The EU has taken another step in pandemic preparedness—but for what diseases remains unclear. The EU Commission announced on June 30th that it had purchased vaccine production capacity at four pharmaceutical companies.
The Commission signed the deal “for sufficient and agile manufacturing capacities,” with Spanish vaccine makers HIPRA and CZ, the Dutch company Bilthoven Biologicals, and U.S. pharmaceutical giant Pfizer.
Under the contract, the EU is paying €160 million per year for the companies to maintain the production capacity to make 325 million doses a year.
The contract does not specify which diseases the vaccines would prevent but includes three different vaccine types—mRNA-based, vector-based, and protein-based vaccines.
Company capacities such as facilities, staff, and supplies “will be kept operational and can be activated quickly, securing a total of 325 million doses per year in case of a public health emergency,” the Commission explained in a press release.
The arrangement is designed to “close the gap between manufacturing and scaling up of vaccine production while ensuring the capacity of the industry to produce life-saving medicines.”
It was brokered on behalf of the Health Emergency Preparedness and Response Authority (HERA), the European Health and Digital Executive Agency (HaDEA) under the EU FAB program.
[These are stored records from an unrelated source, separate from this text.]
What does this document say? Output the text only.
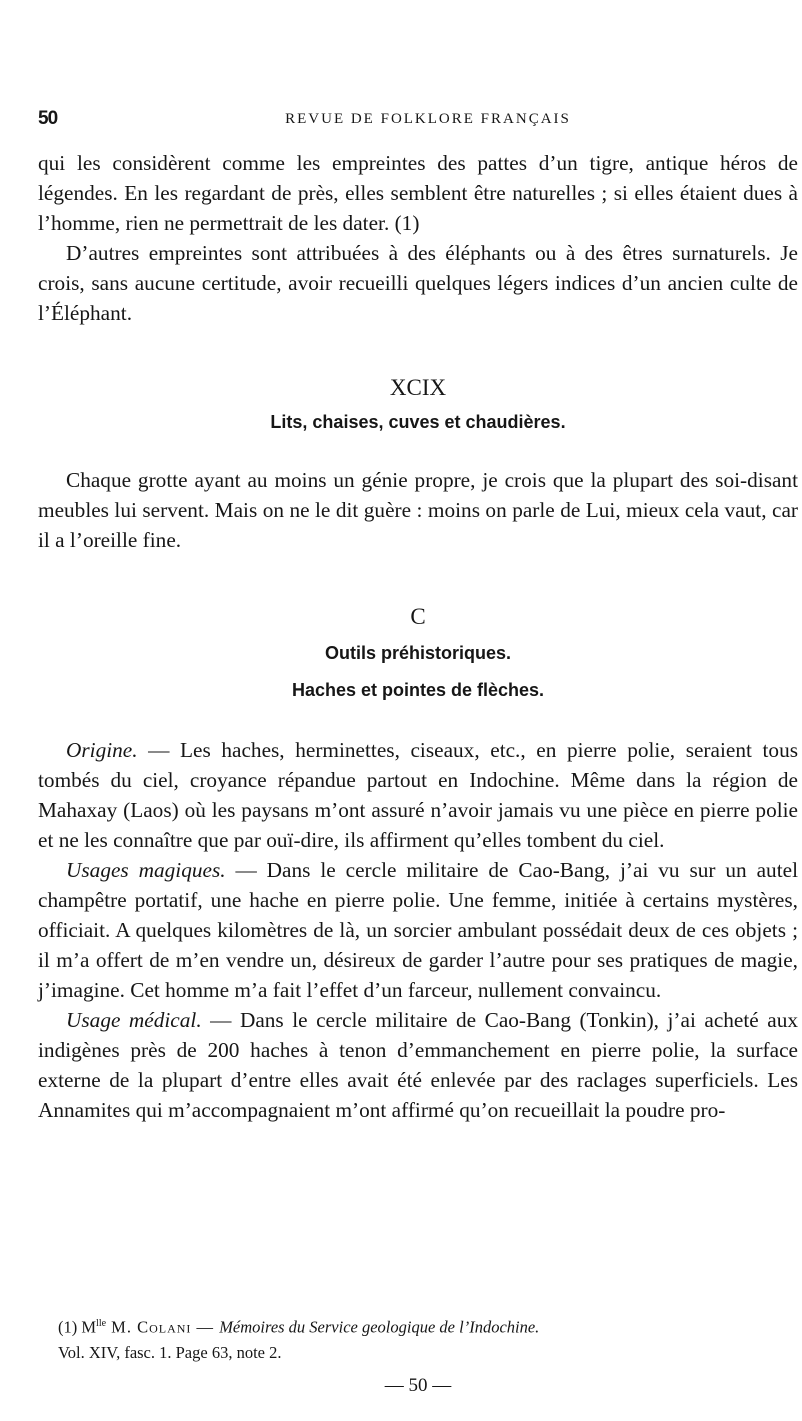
50	REVUE DE FOLKLORE FRANÇAIS

qui les considèrent comme les empreintes des pattes d’un tigre, antique héros de légendes. En les regardant de près, elles semblent être naturelles ; si elles étaient dues à l’homme, rien ne permettrait de les dater. (1)

D’autres empreintes sont attribuées à des éléphants ou à des êtres surnaturels. Je crois, sans aucune certitude, avoir recueilli quelques légers indices d’un ancien culte de l’Éléphant.

XCIX
Lits, chaises, cuves et chaudières.

Chaque grotte ayant au moins un génie propre, je crois que la plupart des soi-disant meubles lui servent. Mais on ne le dit guère : moins on parle de Lui, mieux cela vaut, car il a l’oreille fine.

C
Outils préhistoriques.
Haches et pointes de flèches.

Origine. — Les haches, herminettes, ciseaux, etc., en pierre polie, seraient tous tombés du ciel, croyance répandue partout en Indochine. Même dans la région de Mahaxay (Laos) où les paysans m’ont assuré n’avoir jamais vu une pièce en pierre polie et ne les connaître que par ouï-dire, ils affirment qu’elles tombent du ciel.

Usages magiques. — Dans le cercle militaire de Cao-Bang, j’ai vu sur un autel champêtre portatif, une hache en pierre polie. Une femme, initiée à certains mystères, officiait. A quelques kilomètres de là, un sorcier ambulant possédait deux de ces objets ; il m’a offert de m’en vendre un, désireux de garder l’autre pour ses pratiques de magie, j’imagine. Cet homme m’a fait l’effet d’un farceur, nullement convaincu.

Usage médical. — Dans le cercle militaire de Cao-Bang (Tonkin), j’ai acheté aux indigènes près de 200 haches à tenon d’emmanchement en pierre polie, la surface externe de la plupart d’entre elles avait été enlevée par des raclages superficiels. Les Annamites qui m’accompagnaient m’ont affirmé qu’on recueillait la poudre pro-

(1) $M^{lle}$ M. Colani — Mémoires du Service geologique de l’Indochine.
Vol. XIV, fasc. 1. Page 63, note 2.
— 50 —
These were all established in 2021 during the COVID-19 pandemic to address future pandemics.
Politico reports that this is the first commercial result of the program, but not the first contract of its kind.
The EU already has similar deals for the production of avian influenza vaccines with both GlaxoSmithKline and Seqirus. The infectious disease, also known as bird flu, is considered a prime candidate to cause the next pandemic, as the continent suffered the worst-known outbreak of the disease among wild and domestic birds in 2022. Most worryingly, the disease can spread to mammals, both wild and domestic. In one particularly bad outbreak, bird flu spread among minks at a farm in Spain. So far, human cases have been rare but can be deadly.
Other measures to prepare for future pandemics cause more concern, including the development of a global digital vaccination document undertaken jointly by the EU and the WHO, and the so-call Pandemic Treaty, which would oblige all 194 member states to follow the WHO’s guidelines for quarantine measures, border closures, and vaccine requirements during a WHO-proclaimed pandemic.